Asian shares fell Tuesday after the S&P outlook cut for U.S. government debt. Many resource-sector stocks declined as crude-oil and base-metal prices lost ground on the ratings agency's warning, while regional chip makers were also hurt by Texas Instruments' profit warning. Trading volumes were light ahead of the Good Friday and Easter holidays in some regional markets, with some analysts also viewing the day's sell-off as a temporary reaction. Japan's Nikkei Stock Average fell 1.2% to 9,441.03, China's Shanghai Composite shed 1.9% to 2,999.04, Hong Kong's Hang Seng Index lost 1.3% to 23,520.62, Taiwan's Taiex slid 0.9% to 8,638.55 and South Korea's Kospi dropped 0.7% to 2,122.68.
The yen's strength after the S&P announcement on the U.S. ratings outlook weighed on Tokyo shares, sending exporters such as Canon and Toyota Motor down 1.8% and 3.1%, respectively. Shares of technology firms dropped after U.S. chip maker Texas Instruments said its first-quarter results and second-quarter guidance were hurt by the March 11 earthquake in Japan. Renesas Electronics tumbled 5.4% and Elpida Memory sank 4.8%.
In Seoul, Samsung Electronics overcame early losses it suffered following news that Apple had filed a lawsuit in a U.S. court, claiming the South Korean handset maker copied the U.S. maker's popular iPhone smartphones. The stock finished 0.9% higher.
Also helping to support the South Korean market, shares of LG Display and LG Electronics rose 6.2% and 2.5%, respectively, on hopes of improved second-quarter earnings. Resource stocks skidded after several commodity prices fell in the wake of the S&P downgrade. In Hong Kong, Cnooc fell 2.1%, while Aluminum Corp. of China and Jiangxi Copper tumbled 3.9% and 3.4%, respectively, in Shanghai.

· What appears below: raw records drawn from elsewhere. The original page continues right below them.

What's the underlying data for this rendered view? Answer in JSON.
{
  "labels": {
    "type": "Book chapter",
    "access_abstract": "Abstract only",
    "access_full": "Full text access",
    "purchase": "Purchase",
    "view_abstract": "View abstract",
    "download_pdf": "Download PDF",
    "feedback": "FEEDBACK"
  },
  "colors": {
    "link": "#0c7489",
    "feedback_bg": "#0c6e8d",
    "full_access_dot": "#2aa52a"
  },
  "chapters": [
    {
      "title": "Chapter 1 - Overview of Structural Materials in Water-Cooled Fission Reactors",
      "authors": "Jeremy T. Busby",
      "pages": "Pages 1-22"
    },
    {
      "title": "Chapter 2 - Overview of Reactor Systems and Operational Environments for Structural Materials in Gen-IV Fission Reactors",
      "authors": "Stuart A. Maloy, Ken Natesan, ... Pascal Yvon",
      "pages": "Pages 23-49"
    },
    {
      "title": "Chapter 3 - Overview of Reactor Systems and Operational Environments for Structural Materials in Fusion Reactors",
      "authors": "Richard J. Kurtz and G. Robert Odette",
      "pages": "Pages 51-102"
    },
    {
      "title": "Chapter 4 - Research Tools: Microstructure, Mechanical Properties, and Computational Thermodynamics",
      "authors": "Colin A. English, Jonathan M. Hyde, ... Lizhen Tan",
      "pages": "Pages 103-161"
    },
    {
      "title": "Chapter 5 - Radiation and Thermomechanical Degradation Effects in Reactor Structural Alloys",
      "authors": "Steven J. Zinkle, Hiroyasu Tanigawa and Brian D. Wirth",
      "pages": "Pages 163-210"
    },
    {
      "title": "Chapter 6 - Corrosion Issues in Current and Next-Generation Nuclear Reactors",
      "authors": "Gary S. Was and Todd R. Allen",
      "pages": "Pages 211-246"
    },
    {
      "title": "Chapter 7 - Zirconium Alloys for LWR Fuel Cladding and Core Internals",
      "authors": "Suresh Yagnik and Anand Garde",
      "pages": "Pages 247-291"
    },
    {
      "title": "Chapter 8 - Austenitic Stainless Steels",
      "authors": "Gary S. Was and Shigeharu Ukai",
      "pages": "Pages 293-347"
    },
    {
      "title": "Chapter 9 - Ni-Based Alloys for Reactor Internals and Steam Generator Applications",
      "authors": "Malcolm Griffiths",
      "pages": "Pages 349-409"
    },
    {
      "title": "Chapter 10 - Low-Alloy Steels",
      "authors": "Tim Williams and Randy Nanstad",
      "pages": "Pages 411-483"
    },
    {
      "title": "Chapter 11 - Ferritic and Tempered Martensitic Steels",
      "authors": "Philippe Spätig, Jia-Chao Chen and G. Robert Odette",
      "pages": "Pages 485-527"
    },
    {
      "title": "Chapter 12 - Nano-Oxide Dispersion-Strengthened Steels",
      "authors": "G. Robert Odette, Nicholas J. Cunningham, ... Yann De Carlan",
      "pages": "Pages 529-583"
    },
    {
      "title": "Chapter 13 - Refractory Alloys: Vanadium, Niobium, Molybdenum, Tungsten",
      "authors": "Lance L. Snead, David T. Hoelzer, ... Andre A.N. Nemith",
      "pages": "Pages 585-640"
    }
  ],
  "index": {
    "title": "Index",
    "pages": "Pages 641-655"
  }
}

Base metals closed mostly higher on the London Metal Exchange Tuesday, supported by renewed signs of economic growth in the U.S. and buoyant equities markets. As a result of the more confident market mood, flagship three-month copper closed 1.3% higher at $9,340 a metric ton at the PM kerb close. A weaker dollar pulled oil futures higher Tuesday, after a report showing unexpected euro-zone growth sent the greenback falling against the euro. Light, sweet crude oil for May delivery settled up $1.03, or 1%, at $108.15 a barrel on the New York Mercantile Exchange.
With the expiration of the May contract, the more heavily traded June contract settled up 59 cents, or 0.6%, at $108.28. Brent crude on the ICE Futures Exchange settled down 28 cents, or 0.2%, at $121.33 a barrel. The dollar fell steadily throughout the day Tuesday after a report showing unexpected private-sector growth in the euro zone propelled the single currency higher.

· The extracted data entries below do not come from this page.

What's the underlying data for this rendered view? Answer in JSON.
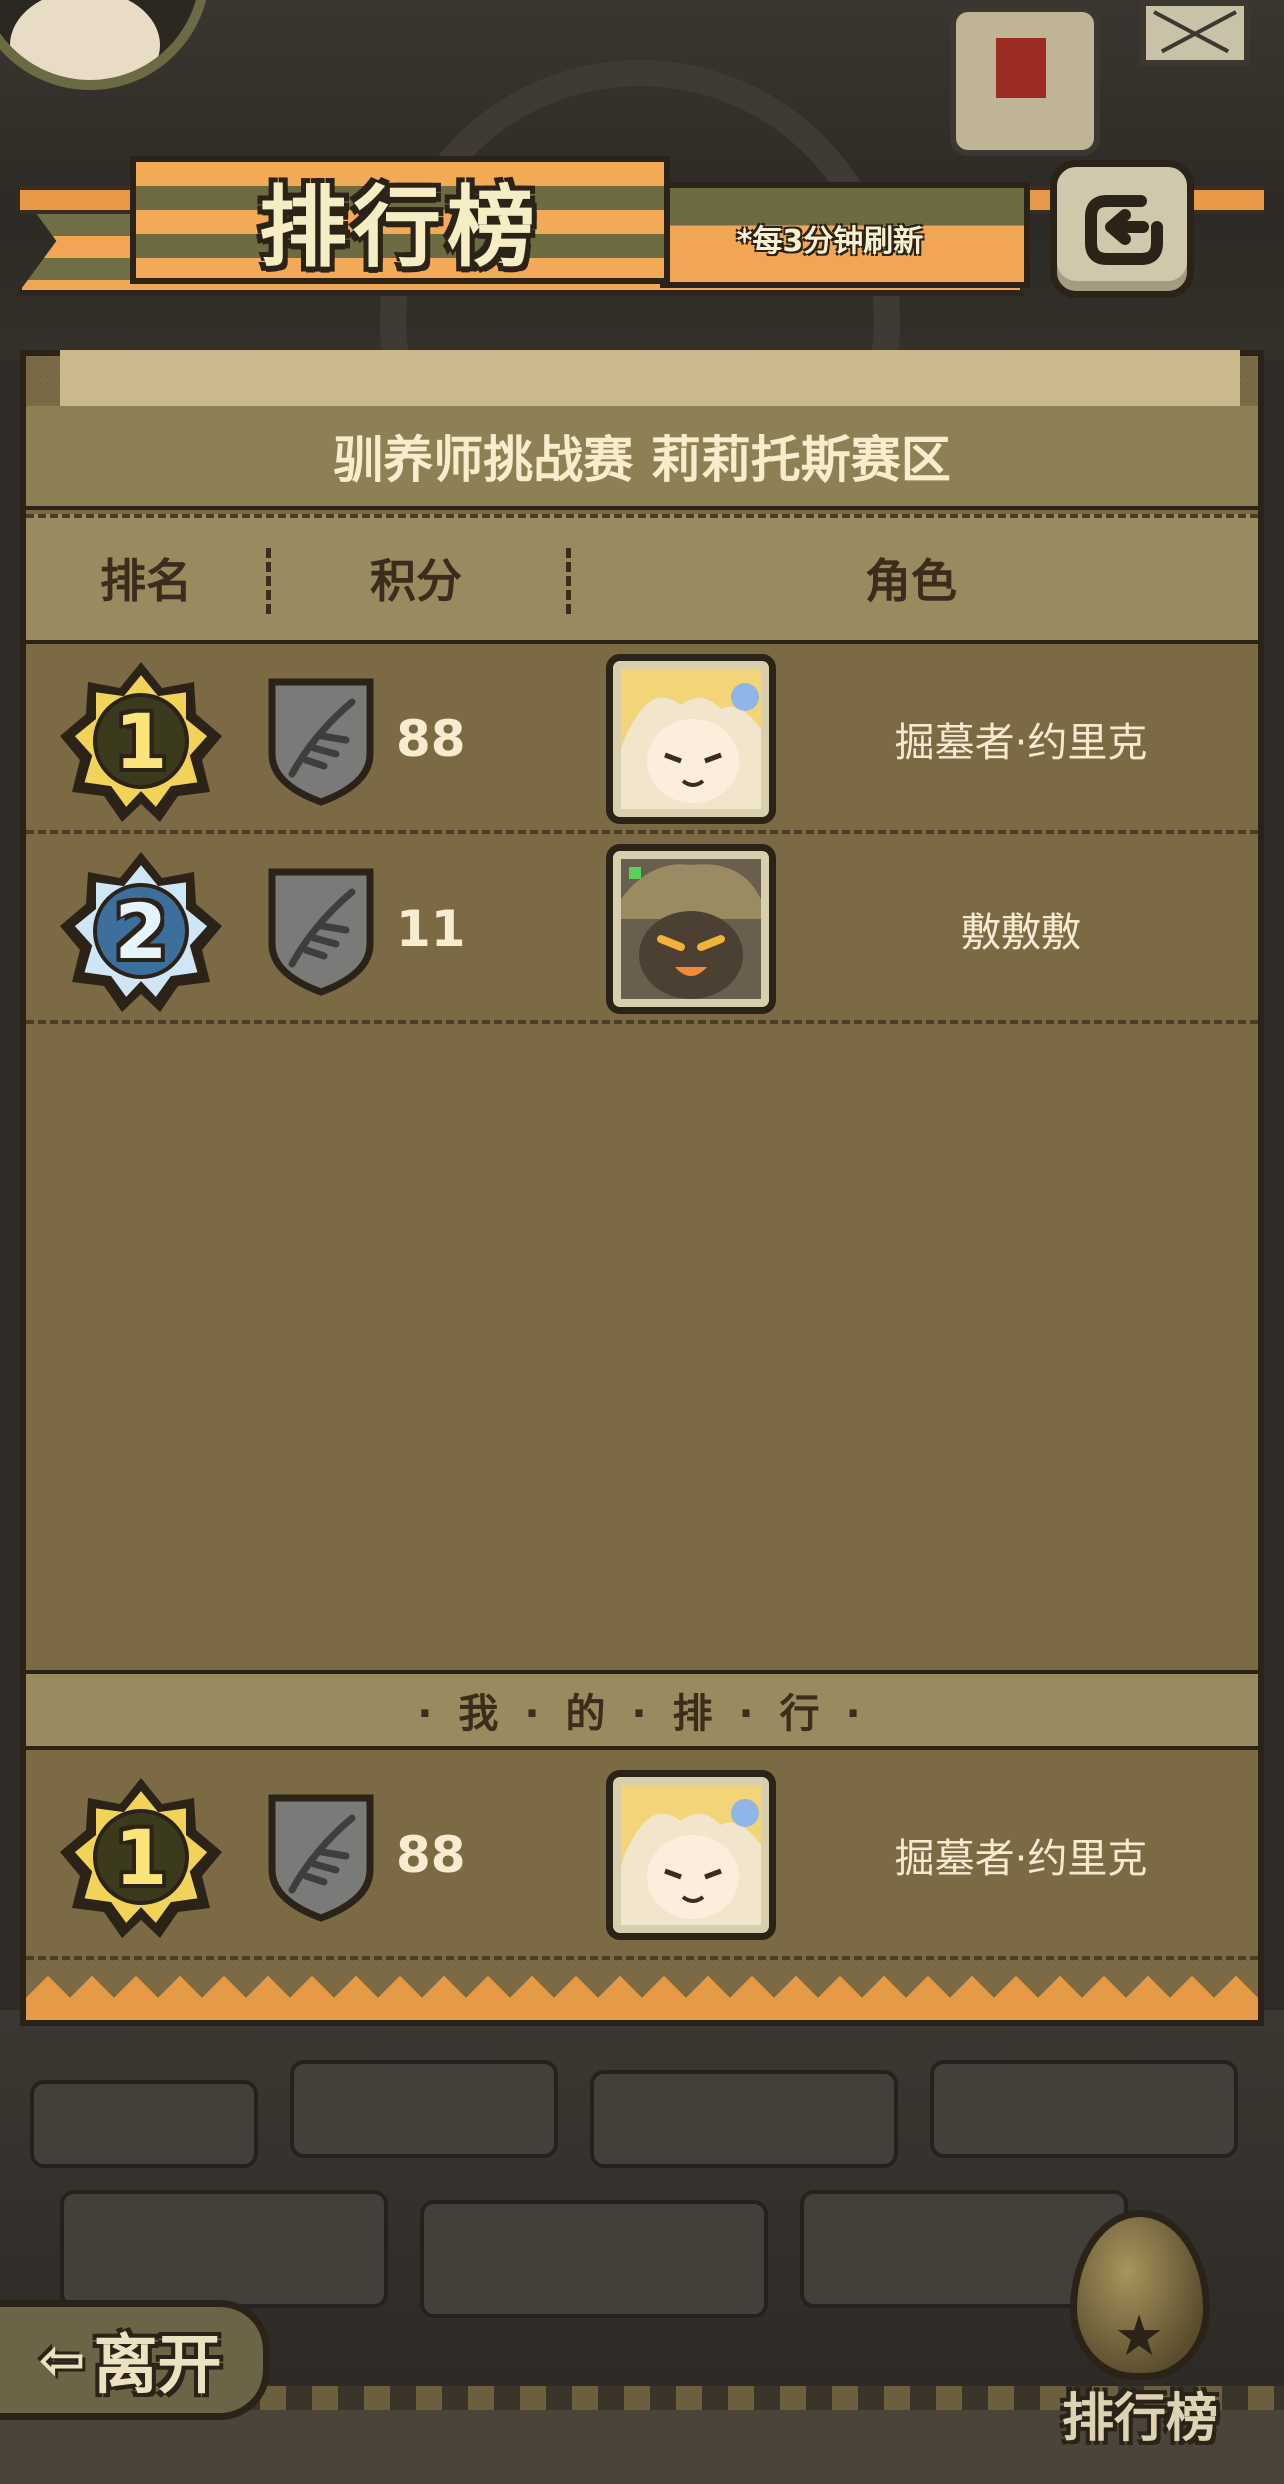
{
  "header": {
    "title": "排行榜",
    "refresh_note": "*每3分钟刷新"
  },
  "season": {
    "title": "驯养师挑战赛 莉莉托斯赛区"
  },
  "columns": {
    "rank": "排名",
    "score": "积分",
    "role": "角色"
  },
  "rows": [
    {
      "rank": "1",
      "score": "88",
      "name": "掘墓者·约里克"
    },
    {
      "rank": "2",
      "score": "11",
      "name": "敷敷敷"
    }
  ],
  "my_rank": {
    "label": "· 我 · 的 · 排 · 行 ·",
    "rank": "1",
    "score": "88",
    "name": "掘墓者·约里克"
  },
  "footer": {
    "leave_arrow": "⇦",
    "leave_label": "离开",
    "leaderboard_label": "排行榜"
  },
  "icons": {
    "back": "back-icon",
    "shield": "feather-shield-icon",
    "leaderboard": "egg-star-icon"
  },
  "colors": {
    "banner_orange": "#f1a653",
    "panel_brown": "#7b6a44",
    "gold": "#fbe57a",
    "silver": "#e6f4ff"
  }
}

Preliminary results from Markit's euro-zone composite purchasing managers' index showed economic activity in the currency bloc grew the second-fastest rate in April since mid-2007. Gold futures climbed to a record $1,500, despite a sluggish move up, as traders drew positive sentiment from a weaker dollar and higher oil prices.
The thinly traded April-delivery contract settled at a record $1,494.50 a troy ounce, up $2.20 or 0.2%, on the Comex division of the New York Mercantile Exchange. The contract's intraday record was at $1,499.50, just shy of the magic $1,500. The most actively traded gold contract, for June delivery, gained 0.2%, or $2.20, to hit a fresh settlement record of $1,495.10 a troy ounce. It had reached $1,500.50 a troy ounce in afternoon trade.